Mars 2024 / Temps de lecture estimé : 2 minute(s)
L’affaire « Fun and pro », dans laquelle un salarié avait été licencié parce qu’il ne partageait pas les valeurs dites « fun and pro » de son entreprise, vient de connaître un nouvel épisode avec l’arrêt de la Cour d’appel de renvoi de Paris rendu le 30 janvier dernier. On vous explique ce qu’il faut retenir de cette décision.
Les faits
Un salarié avait été engagé en 2011 en tant que consultant senior, au sein d’une société de conseil. En 2015, il est renvoyé à cause de son insuffisance professionnelle. Selon son employeur, il n’était pas aligné sur les valeurs dites "fun et pro" de l’entreprise.

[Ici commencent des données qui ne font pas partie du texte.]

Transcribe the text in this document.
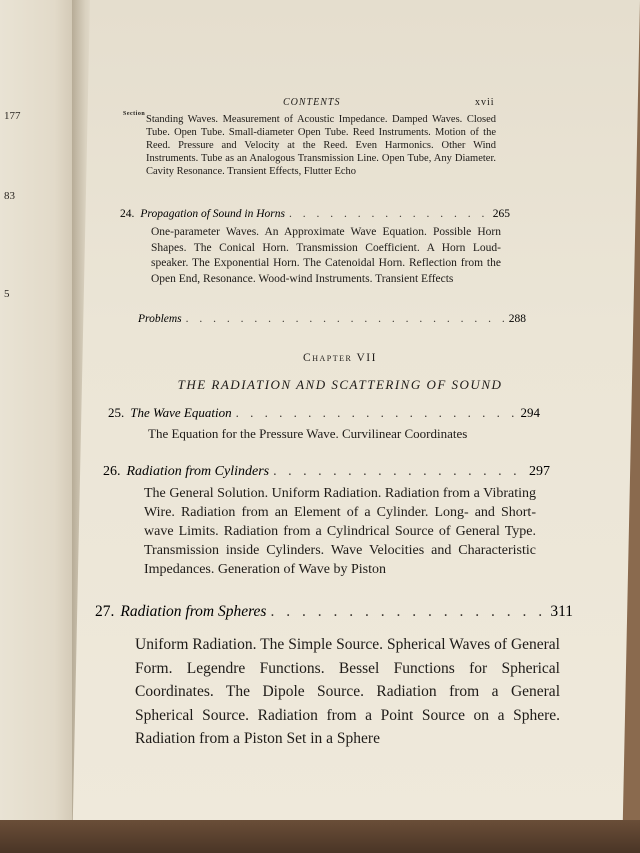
177
83
5
Section
CONTENTS	xvii
Standing Waves. Measurement of Acoustic Impedance. Damped Waves. Closed Tube. Open Tube. Small-diameter Open Tube. Reed Instruments. Motion of the Reed. Pressure and Velocity at the Reed. Even Harmonics. Other Wind Instruments. Tube as an Analogous Transmission Line. Open Tube, Any Diameter. Cavity Resonance. Transient Effects, Flutter Echo
24. Propagation of Sound in Horns . . .	265
One-parameter Waves. An Approximate Wave Equation. Possible Horn Shapes. The Conical Horn. Transmission Coefficient. A Horn Loud-speaker. The Exponential Horn. The Catenoidal Horn. Reflection from the Open End, Resonance. Wood-wind Instruments. Transient Effects
Problems . . .	288
Chapter VII
THE RADIATION AND SCATTERING OF SOUND
25. The Wave Equation . . .	294
The Equation for the Pressure Wave. Curvilinear Coordinates
26. Radiation from Cylinders . . .	297
The General Solution. Uniform Radiation. Radiation from a Vibrating Wire. Radiation from an Element of a Cylinder. Long- and Short-wave Limits. Radiation from a Cylindrical Source of General Type. Transmission inside Cylinders. Wave Velocities and Characteristic Impedances. Generation of Wave by Piston
27. Radiation from Spheres . . .	311
Uniform Radiation. The Simple Source. Spherical Waves of General Form. Legendre Functions. Bessel Functions for Spherical Coordinates. The Dipole Source. Radiation from a General Spherical Source. Radiation from a Point Source on a Sphere. Radiation from a Piston Set in a Sphere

Le salarié décide de porter l’affaire aux Prud’hommes, estimant avoir été renvoyé en raison de son "comportement critique et son refus d'accepter la politique de l'entreprise basée sur l'incitation à divers excès". Il reprochait en effet à celle-ci "la nécessaire participation aux séminaires et aux pots de fin de semaine générant fréquemment une alcoolisation excessive”, ainsi que “des pratiques prônées par les associés liant promiscuité, brimades et incitation à divers excès et dérapages”.
Après une première décision rendue en sa défaveur, la Cour de cassation a assuré au salarié qu’il était dans son bon droit : "le licenciement est intervenu en raison de l'exercice par le salarié de sa liberté d'expression”. Elle rappelle par ailleurs que « le caractère illicite du motif du licenciement prononcé, même en partie, en raison de l’exercice, par le salarié, de sa liberté d’expression, liberté fondamentale, entraîne à lui seul la nullité du licenciement ».

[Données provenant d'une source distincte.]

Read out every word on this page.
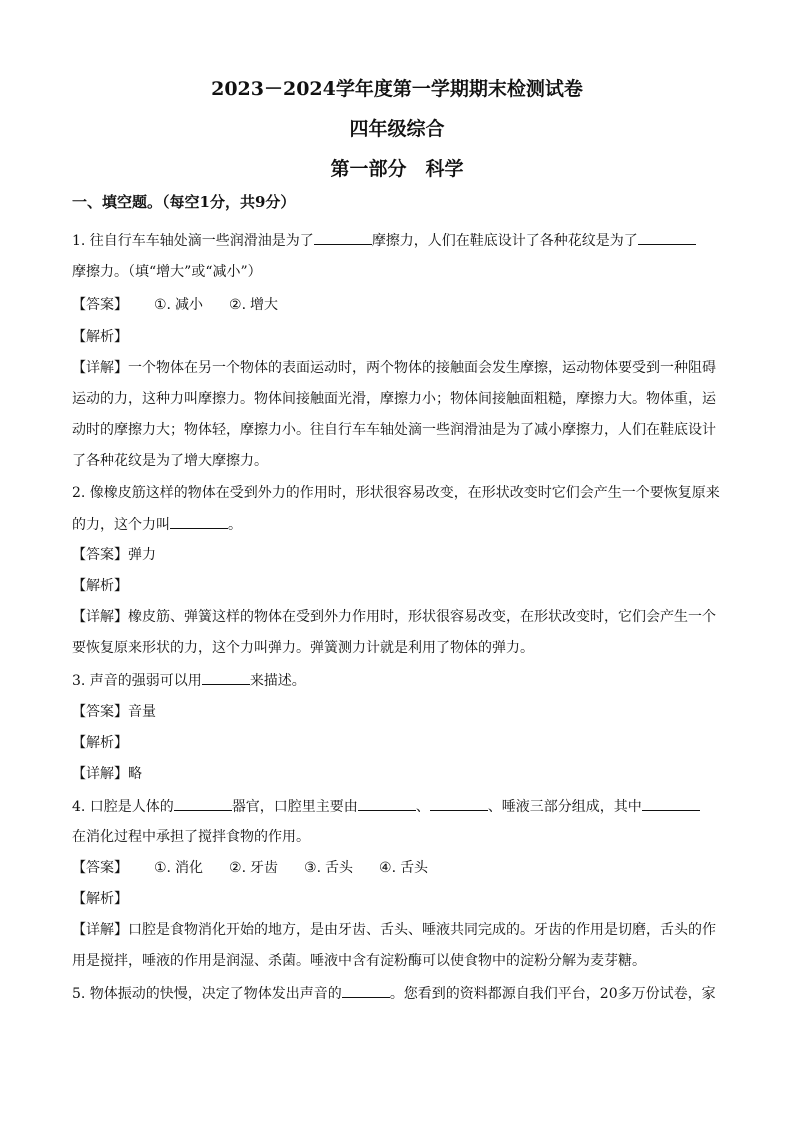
2023－2024学年度第一学期期末检测试卷
四年级综合
第一部分　科学
一、填空题。（每空1分，共9分）
1. 往自行车车轴处滴一些润滑油是为了	摩擦力，人们在鞋底设计了各种花纹是为了
摩擦力。（填“增大”或“减小”）
【答案】 ①. 减小 ②. 增大
【解析】
【详解】一个物体在另一个物体的表面运动时，两个物体的接触面会发生摩擦，运动物体要受到一种阻碍
运动的力，这种力叫摩擦力。物体间接触面光滑，摩擦力小；物体间接触面粗糙，摩擦力大。物体重，运
动时的摩擦力大；物体轻，摩擦力小。往自行车车轴处滴一些润滑油是为了减小摩擦力，人们在鞋底设计
了各种花纹是为了增大摩擦力。
2. 像橡皮筋这样的物体在受到外力的作用时，形状很容易改变，在形状改变时它们会产生一个要恢复原来
的力，这个力叫	。
【答案】弹力
【解析】
【详解】橡皮筋、弹簧这样的物体在受到外力作用时，形状很容易改变，在形状改变时，它们会产生一个
要恢复原来形状的力，这个力叫弹力。弹簧测力计就是利用了物体的弹力。
3. 声音的强弱可以用	来描述。
【答案】音量
【解析】
【详解】略
4. 口腔是人体的	器官，口腔里主要由	、	、唾液三部分组成，其中
在消化过程中承担了搅拌食物的作用。
【答案】 ①. 消化 ②. 牙齿 ③. 舌头 ④. 舌头
【解析】
【详解】口腔是食物消化开始的地方，是由牙齿、舌头、唾液共同完成的。牙齿的作用是切磨，舌头的作
用是搅拌，唾液的作用是润湿、杀菌。唾液中含有淀粉酶可以使食物中的淀粉分解为麦芽糖。
5. 物体振动的快慢，决定了物体发出声音的	。您看到的资料都源自我们平台，20多万份试卷，家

Pas question, donc, de licencier un salarié lorsque celui-ci a simplement fait usage de sa liberté d’expression.
Enfin, le 30 janvier dernier, la Cour d’appel de renvoi a estimé que « le grief tiré de la dénonciation d’agissements de harcèlement par le salarié entraîne à lui seul la nullité du licenciement sans qu’il y ait lieu d’examiner les autres griefs dans la lettre du licenciement à l’encontre du salarié ». Elle a prononcé sa réintégration dans l’entreprise et a condamné l’employeur à lui verser près de 500 000 € d’indemnités.

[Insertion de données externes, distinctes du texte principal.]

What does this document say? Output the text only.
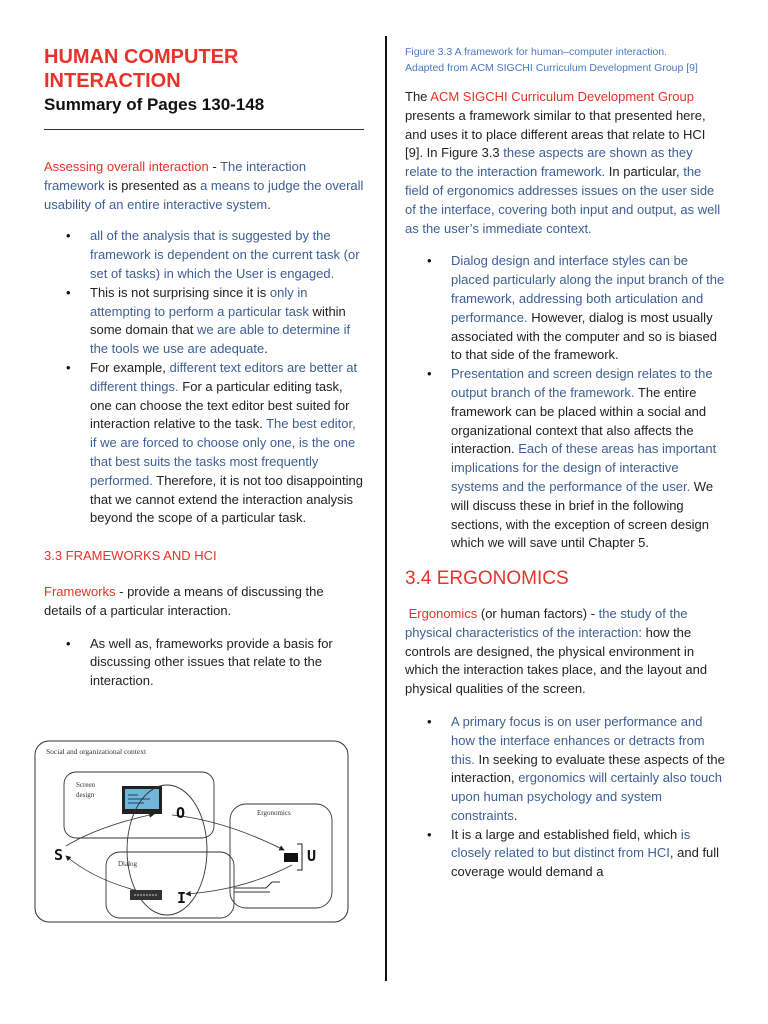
HUMAN COMPUTER INTERACTION
Summary of Pages 130-148

Assessing overall interaction - The interaction framework is presented as a means to judge the overall usability of an entire interactive system.

• all of the analysis that is suggested by the framework is dependent on the current task (or set of tasks) in which the User is engaged.
• This is not surprising since it is only in attempting to perform a particular task within some domain that we are able to determine if the tools we use are adequate.
• For example, different text editors are better at different things. For a particular editing task, one can choose the text editor best suited for interaction relative to the task. The best editor, if we are forced to choose only one, is the one that best suits the tasks most frequently performed. Therefore, it is not too disappointing that we cannot extend the interaction analysis beyond the scope of a particular task.

3.3 FRAMEWORKS AND HCI

Frameworks - provide a means of discussing the details of a particular interaction.

• As well as, frameworks provide a basis for discussing other issues that relate to the interaction.
Social and organizational context
Screen
design
Ergonomics
Dialog
O
S	U
I

Figure 3.3 A framework for human–computer interaction.

Adapted from ACM SIGCHI Curriculum Development Group [9]

The ACM SIGCHI Curriculum Development Group presents a framework similar to that presented here, and uses it to place different areas that relate to HCI [9]. In Figure 3.3 these aspects are shown as they relate to the interaction framework. In particular, the field of ergonomics addresses issues on the user side of the interface, covering both input and output, as well as the user’s immediate context.

• Dialog design and interface styles can be placed particularly along the input branch of the framework, addressing both articulation and performance. However, dialog is most usually associated with the computer and so is biased to that side of the framework.
• Presentation and screen design relates to the output branch of the framework. The entire framework can be placed within a social and organizational context that also affects the interaction. Each of these areas has important implications for the design of interactive systems and the performance of the user. We will discuss these in brief in the following sections, with the exception of screen design which we will save until Chapter 5.

3.4 ERGONOMICS

Ergonomics (or human factors) - the study of the physical characteristics of the interaction: how the controls are designed, the physical environment in which the interaction takes place, and the layout and physical qualities of the screen.

• A primary focus is on user performance and how the interface enhances or detracts from this. In seeking to evaluate these aspects of the interaction, ergonomics will certainly also touch upon human psychology and system constraints.
• It is a large and established field, which is closely related to but distinct from HCI, and full coverage would demand a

Ce qu’il faut retenir de cette affaire
Cette affaire est importante car elle met en lumière les limites des valeurs prônées par l’entreprise. Ainsi, les valeurs et les activités de l’entreprise, même lorsqu’elles sont qualifiées de “fun”, ne peuvent pas empiéter sur les droits individuels des salariés, et notamment leur liberté d’expression. De fait, un désalignement culturel ne peut justifier un licenciement.
L’employeur ne peut pas s’immiscer dans la vie privée de ses salariés pour leur imposer des activités en dehors du temps de travail, sous prétexte de l’existence d’un lien de subordination. Ceux-ci restent libres de refuser de participer à des activités organisées hors du temps de travail (apéros, soirées, etc.), ce qui ne saurait constituer un motif de licenciement pour insuffisance professionnelle. Ils restent également libres de ne pas partager les valeurs de l’entreprise.
La règle à retenir est celle-ci : sauf en cas d’abus, le salarié jouit, dans l'entreprise et en dehors de celle-ci, de sa liberté d'expression, à laquelle seules des restrictions justifiées par la nature de la tâche à accomplir et proportionnées au but recherché peuvent être apportées.